Relative to the preceding month, prices dropped 2.6% and 1.6% for the clothing and footwear group and the housing and utilities category. The health category descended 0.2% while information and communication was down 0.1%. The largest increase occurred with the recreation, sport and culture group, the food sector and transportation, with gains of 0.3%, 0.2% and 0.2%.
Japan’s Leading Indicator Strengthens
Japan’s Leading Index strengthened in June, climbing from 104.8 to 105.6 but it missed the economist consensus estimate of 106.1. In a similar manner, the Coincident Indicator climbed 0.7% m/m after being flat in May. Economists anticipated a 0.8% gain.
Canada Profits Fall Relative to First Quarter
Corporate profits in Canada last quarter sank 1.7% compared to the first quarter, but were still up 1.6% y/y.
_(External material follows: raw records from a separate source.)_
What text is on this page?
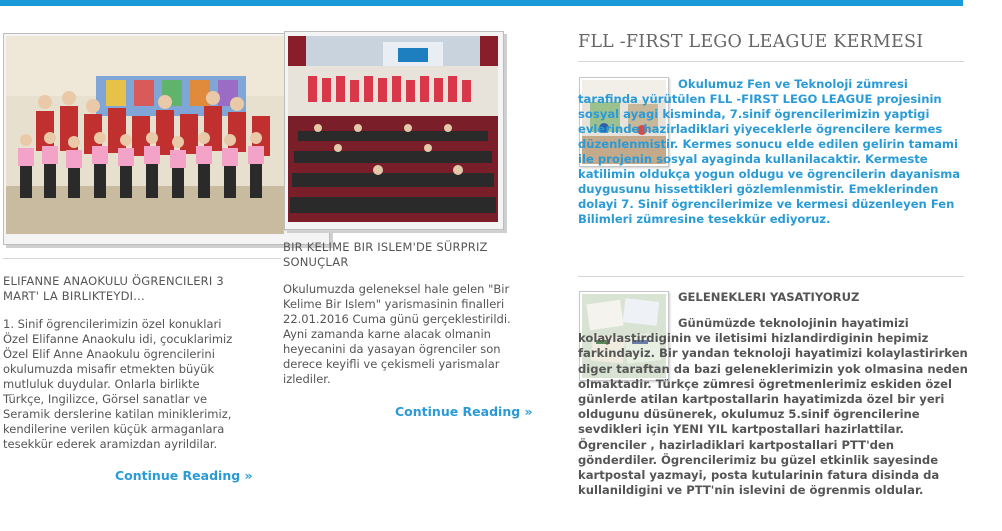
ELIFANNE ANAOKULU ÖGRENCILERI 3 MART' LA BIRLIKTEYDI...
1. Sinif ögrencilerimizin özel konuklari Özel Elifanne Anaokulu idi, çocuklarimiz Özel Elif Anne Anaokulu ögrencilerini okulumuzda misafir etmekten büyük mutluluk duydular. Onlarla birlikte Türkçe, Ingilizce, Görsel sanatlar ve Seramik derslerine katilan miniklerimiz, kendilerine verilen küçük armaganlara tesekkür ederek aramizdan ayrildilar.
Continue Reading »
BIR KELIME BIR ISLEM'DE SÜRPRIZ SONUÇLAR
Okulumuzda geleneksel hale gelen "Bir Kelime Bir Islem" yarismasinin finalleri 22.01.2016 Cuma günü gerçeklestirildi. Ayni zamanda karne alacak olmanin heyecanini da yasayan ögrenciler son derece keyifli ve çekismeli yarismalar izlediler.
Continue Reading »
FLL -FIRST LEGO LEAGUE KERMESI
Okulumuz Fen ve Teknoloji zümresi tarafinda yürütülen FLL -FIRST LEGO LEAGUE projesinin sosyal ayagi kisminda, 7.sinif ögrencilerimizin yaptigi evlerinde hazirladiklari yiyeceklerle ögrencilere kermes düzenlenmistir. Kermes sonucu elde edilen gelirin tamami ile projenin sosyal ayaginda kullanilacaktir. Kermeste katilimin oldukça yogun oldugu ve ögrencilerin dayanisma duygusunu hissettikleri gözlemlenmistir. Emeklerinden dolayi 7. Sinif ögrencilerimize ve kermesi düzenleyen Fen Bilimleri zümresine tesekkür ediyoruz.
GELENEKLERI YASATIYORUZ
Günümüzde teknolojinin hayatimizi kolaylastirdiginin ve iletisimi hizlandirdiginin hepimiz farkindayiz. Bir yandan teknoloji hayatimizi kolaylastirirken diger taraftan da bazi geleneklerimizin yok olmasina neden olmaktadir. Türkçe zümresi ögretmenlerimiz eskiden özel günlerde atilan kartpostallarin hayatimizda özel bir yeri oldugunu düsünerek, okulumuz 5.sinif ögrencilerine sevdikleri için YENI YIL kartpostallari hazirlattilar. Ögrenciler , hazirladiklari kartpostallari PTT'den gönderdiler. Ögrencilerimiz bu güzel etkinlik sayesinde kartpostal yazmayi, posta kutularinin fatura disinda da kullanildigini ve PTT'nin islevini de ögrenmis oldular.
Of the 39 non-financial industries tracked by Statistics Canada, 13 experienced m/m earnings declines but the financial sector produced a 0.9% gain, a reversal from the past two quarters of weaker performance.
Of the 14 manufacturing categories, five reported q/q drops. More broadly, industries with significant contractions and the extent of the changes were as follows:
- Motor vehicle and trailer manufacturing, 70%. Results were hurt by several assembly plants partially shutting down in response to uncertainty over US tariffs.
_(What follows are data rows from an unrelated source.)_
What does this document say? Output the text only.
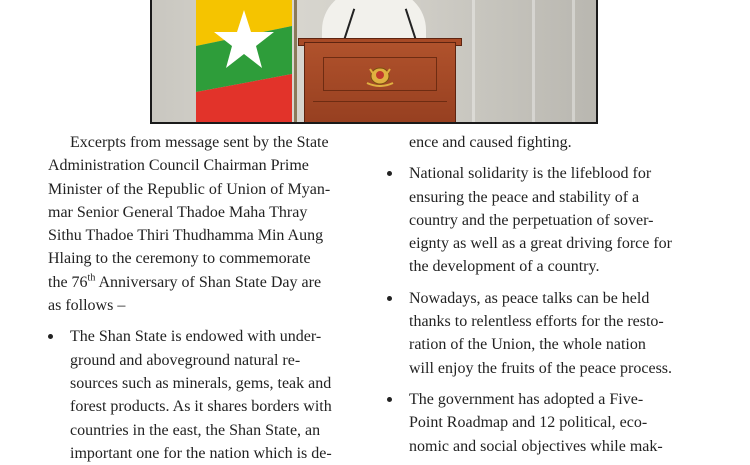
Excerpts from message sent by the State

Administration Council Chairman Prime

Minister of the Republic of Union of Myan-

mar Senior General Thadoe Maha Thray

Sithu Thadoe Thiri Thudhamma Min Aung

Hlaing to the ceremony to commemorate

the 76th Anniversary of Shan State Day are

as follows –

The Shan State is endowed with under-

ground and aboveground natural re-

sources such as minerals, gems, teak and

forest products. As it shares borders with

countries in the east, the Shan State, an

important one for the nation which is de-

ence and caused fighting.

National solidarity is the lifeblood for

ensuring the peace and stability of a

country and the perpetuation of sover-

eignty as well as a great driving force for

the development of a country.

Nowadays, as peace talks can be held

thanks to relentless efforts for the resto-

ration of the Union, the whole nation

will enjoy the fruits of the peace process.

The government has adopted a Five-

Point Roadmap and 12 political, eco-

nomic and social objectives while mak-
- Petroleum and coal manufacturing, 38.1%. Lower prices for refined hydrocarbon products dinged earnings.
- Oil and gas industry, 26.2%. Softness in oil prices, lower export volumes and wildfire related production shutdowns caused the weakness.
- Transportation pipeline industry, 17.3%. A rapture in the US oil distribution network caused a decline in demand within this sector.
The retail sector bucked the broader trend, posting a 4.4% gain. Within this sector, clothing, sporting goods, and general merchandise stores profits climbed 9.1%, driven by a 2.5% jump in operating revenue. The financial sector’s positive 0.9% result, meanwhile, was powered by property and casualty insurance carriers growing their earnings by 26.8% with favorable weather causing fewer claims.